Brown has until Sept. 30 to sign the three bills.
Jackson’s bill ensuring that schools are complying with Title IX, a law that prohibits gender discrimination in school sports, has become law after Gov. Brown signed it last week. The bill, SB 1349, requires all public elementary and secondary schools that offer competitive sports to report on their websites the number of boys and girls who play sports and the number of boys’ and girls’ teams by sport and competition level.
Assemblyman Das Williams advocates for bees
The state legislature has passed a bill, AB 1789, authored by Assemblyman Das Williams, D-Carpinteria, that would require a timeline to be provided by the Department of Pesticide Regulation to complete an evaluation of neonicotinoid compounds and their effect on the bee population.

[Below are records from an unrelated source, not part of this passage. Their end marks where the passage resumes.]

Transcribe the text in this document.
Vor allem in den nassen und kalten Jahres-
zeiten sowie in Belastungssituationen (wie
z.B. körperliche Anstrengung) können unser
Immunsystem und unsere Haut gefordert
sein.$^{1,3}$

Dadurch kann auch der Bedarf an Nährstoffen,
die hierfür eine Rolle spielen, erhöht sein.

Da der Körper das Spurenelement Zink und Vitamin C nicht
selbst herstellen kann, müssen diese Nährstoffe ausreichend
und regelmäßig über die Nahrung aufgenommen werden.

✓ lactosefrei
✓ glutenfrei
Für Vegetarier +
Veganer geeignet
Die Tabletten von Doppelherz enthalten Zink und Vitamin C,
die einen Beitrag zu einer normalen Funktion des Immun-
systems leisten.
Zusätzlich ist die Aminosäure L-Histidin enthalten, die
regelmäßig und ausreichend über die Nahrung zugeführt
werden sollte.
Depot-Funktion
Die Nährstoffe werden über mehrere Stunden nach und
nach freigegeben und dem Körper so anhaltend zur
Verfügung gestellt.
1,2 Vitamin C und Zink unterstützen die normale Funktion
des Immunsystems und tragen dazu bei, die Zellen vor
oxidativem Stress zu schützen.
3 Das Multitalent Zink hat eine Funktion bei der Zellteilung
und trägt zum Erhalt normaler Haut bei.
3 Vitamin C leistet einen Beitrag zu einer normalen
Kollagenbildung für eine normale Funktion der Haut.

Honey bees pollinate a large portion of American agriculture and have been on the decline in the past decade, leading to experts searching for the reason why. Pesticides containing neonicotinoid compounds have been increasingly blamed for the reduction, and are the most widely used insecticides.

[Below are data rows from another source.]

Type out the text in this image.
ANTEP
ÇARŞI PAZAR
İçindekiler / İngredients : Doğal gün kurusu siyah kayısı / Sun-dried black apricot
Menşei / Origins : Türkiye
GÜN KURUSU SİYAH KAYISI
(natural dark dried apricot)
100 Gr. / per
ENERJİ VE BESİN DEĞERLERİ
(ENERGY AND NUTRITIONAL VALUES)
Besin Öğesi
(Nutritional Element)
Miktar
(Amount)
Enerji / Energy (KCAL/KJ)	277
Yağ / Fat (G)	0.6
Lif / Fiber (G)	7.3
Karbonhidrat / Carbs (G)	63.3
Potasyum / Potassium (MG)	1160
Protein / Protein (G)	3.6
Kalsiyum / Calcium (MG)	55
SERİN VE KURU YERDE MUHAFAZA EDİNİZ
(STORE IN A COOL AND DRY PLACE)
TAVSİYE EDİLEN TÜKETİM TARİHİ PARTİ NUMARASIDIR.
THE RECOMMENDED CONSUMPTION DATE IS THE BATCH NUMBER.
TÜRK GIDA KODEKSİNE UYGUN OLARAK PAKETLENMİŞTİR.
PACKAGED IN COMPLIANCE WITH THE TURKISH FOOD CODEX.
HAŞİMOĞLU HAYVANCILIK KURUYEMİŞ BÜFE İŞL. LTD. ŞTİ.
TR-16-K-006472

“Honey bees are critical to maintaining our diverse food supply and essential contributors to the agricultural economy of California. It is important that California efficiently focus efforts to aid in the overall protection of honey bee health,” said Williams.
AB 1789 will now head to Gov. Brown for his signature.

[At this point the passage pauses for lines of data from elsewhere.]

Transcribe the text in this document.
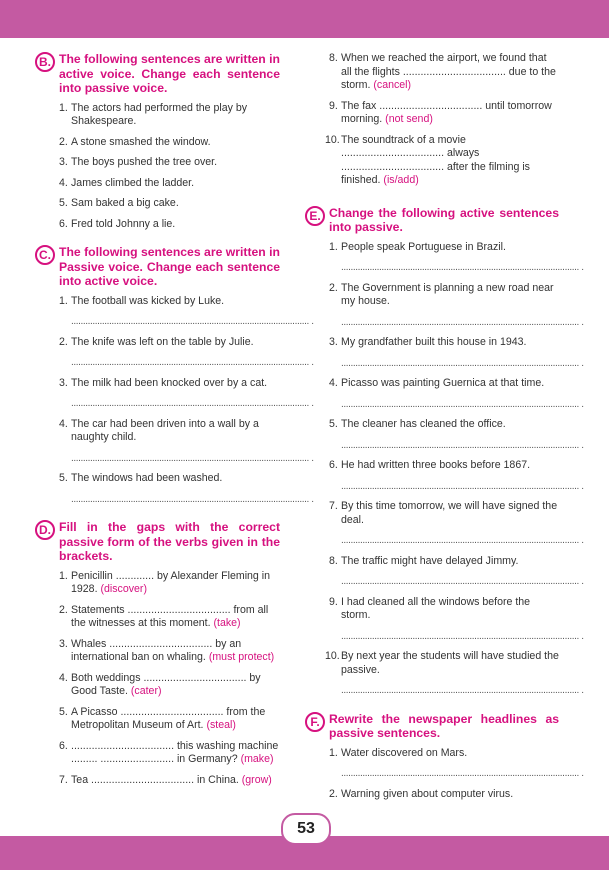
B. The following sentences are written in active voice. Change each sentence into passive voice.
1. The actors had performed the play by Shakespeare.
2. A stone smashed the window.
3. The boys pushed the tree over.
4. James climbed the ladder.
5. Sam baked a big cake.
6. Fred told Johnny a lie.
C. The following sentences are written in Passive voice. Change each sentence into active voice.
1. The football was kicked by Luke.
.................................................................................................... .
2. The knife was left on the table by Julie.
.................................................................................................... .
3. The milk had been knocked over by a cat.
.................................................................................................... .
4. The car had been driven into a wall by a naughty child.
.................................................................................................... .
5. The windows had been washed.
.................................................................................................... .
D. Fill in the gaps with the correct passive form of the verbs given in the brackets.
1. Penicillin ............. by Alexander Fleming in 1928. (discover)
2. Statements ................................... from all the witnesses at this moment. (take)
3. Whales ................................... by an international ban on whaling. (must protect)
4. Both weddings ................................... by Good Taste. (cater)
5. A Picasso ................................... from the Metropolitan Museum of Art. (steal)
6. ................................... this washing machine ......... ......................... in Germany? (make)
7. Tea ................................... in China. (grow)
8. When we reached the airport, we found that all the flights ................................... due to the storm. (cancel)
9. The fax ................................... until tomorrow morning. (not send)
10. The soundtrack of a movie ................................... always ................................... after the filming is finished. (is/add)
E. Change the following active sentences into passive.
1. People speak Portuguese in Brazil.
.................................................................................................... .
2. The Government is planning a new road near my house.
.................................................................................................... .
3. My grandfather built this house in 1943.
.................................................................................................... .
4. Picasso was painting Guernica at that time.
.................................................................................................... .
5. The cleaner has cleaned the office.
.................................................................................................... .
6. He had written three books before 1867.
.................................................................................................... .
7. By this time tomorrow, we will have signed the deal.
.................................................................................................... .
8. The traffic might have delayed Jimmy.
.................................................................................................... .
9. I had cleaned all the windows before the storm.
.................................................................................................... .
10. By next year the students will have studied the passive.
.................................................................................................... .
F. Rewrite the newspaper headlines as passive sentences.
1. Water discovered on Mars.
.................................................................................................... .
2. Warning given about computer virus.
53
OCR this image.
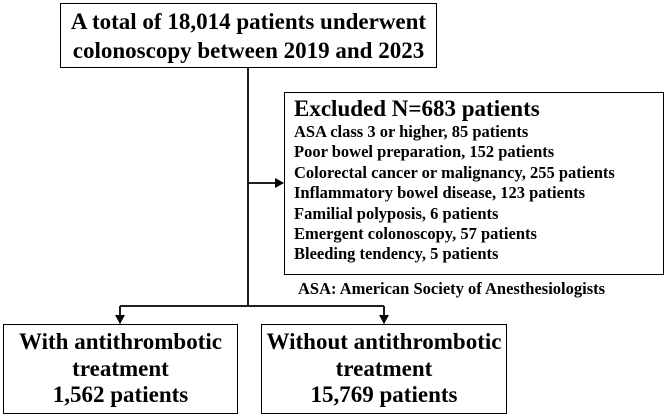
A total of 18,014 patients underwent
colonoscopy between 2019 and 2023
Excluded N=683 patients
ASA class 3 or higher, 85 patients
Poor bowel preparation, 152 patients
Colorectal cancer or malignancy, 255 patients
Inflammatory bowel disease, 123 patients
Familial polyposis, 6 patients
Emergent colonoscopy, 57 patients
Bleeding tendency, 5 patients
ASA: American Society of Anesthesiologists
With antithrombotic
treatment
1,562 patients
Without antithrombotic
treatment
15,769 patients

Assembly passes Jeff Gorell’s tax exemption bill
The California Assembly has passed the bill authored by Assemblyman Jeff Gorrell, R-Camarillo, AB 1560, which would increase the tax credits allocated to the California Competes program by up to $25 million for businesses that develop aircraft in the state.
Originally planned as a privacy bill, AB 1560 was changed to provide support for the California Competes program before heading to the Assembly.
The California Competes Tax Credit was approved by the legislature in 2013, providing awards of up to $200 million annually to businesses seeking to locate or stay in California. In its first year of operation, the program was oversubscribed by $470 million.
“The California Competes tax credit has been hailed by the Chamber of Commerce as a job creator and is already projected to create thousands of jobs and billions of dollars in state investment,” stated Gorell in a press release.
Gorrell is also the co-author of the bipartisan state water bond compromise that will appear on this November’s ballot. SB 866, which would have provided $11.1 billion, will now be $7.5 billion.
Gorrell serves as vice chair of the Assembly Budget Committee.
Brown also approved legislation co-authored by Gorell, Assembly Bill 2395, that increases the Oxnard Harbor District’s borrowing authority from the current $1 million cap to $10 million, while retaining key accountability standards including a two-thirds vote by the district’s Board of Harbor Commissioners for any new borrowing.
The legislation will allow the Oxnard Harbor District to upgrade and modernize facilities.
Brownley supports vets;
Capps allocates funds for drought crisis
Rep. Julia Brownley, D-Westlake Village, announced in early August that the Department of Veterans Affairs has awarded the Salvation Army $1.7 million in aid to support veterans in Ventura, Santa Barbara and Los Angeles Counties.
“We have a moral obligation to end veteran’s homelessness and I’m pleased to be able to announce this grant that will be used to address this critical need,” said Brownley in a statement.
Meanwhile, Rep. Lois Capps, D-Santa Barbara, announced that the Cachuma Operation and Maintenance Board will receive $300,000 from the Bureau of Reclamation for an emergency drought relief project.
The grant will be used to continue an effort to pump water from Lake Cachuma to South Coast communities in Santa Barbara. The funding falls under the 1995 Drought Act. This allows the bureau to undertake activities that would mitigate or minimize drought damages or loss.
“This drought crisis is the most urgent problem facing our state and the Central Coast, and it requires a collaborative effort by many,” Capps said in a press release.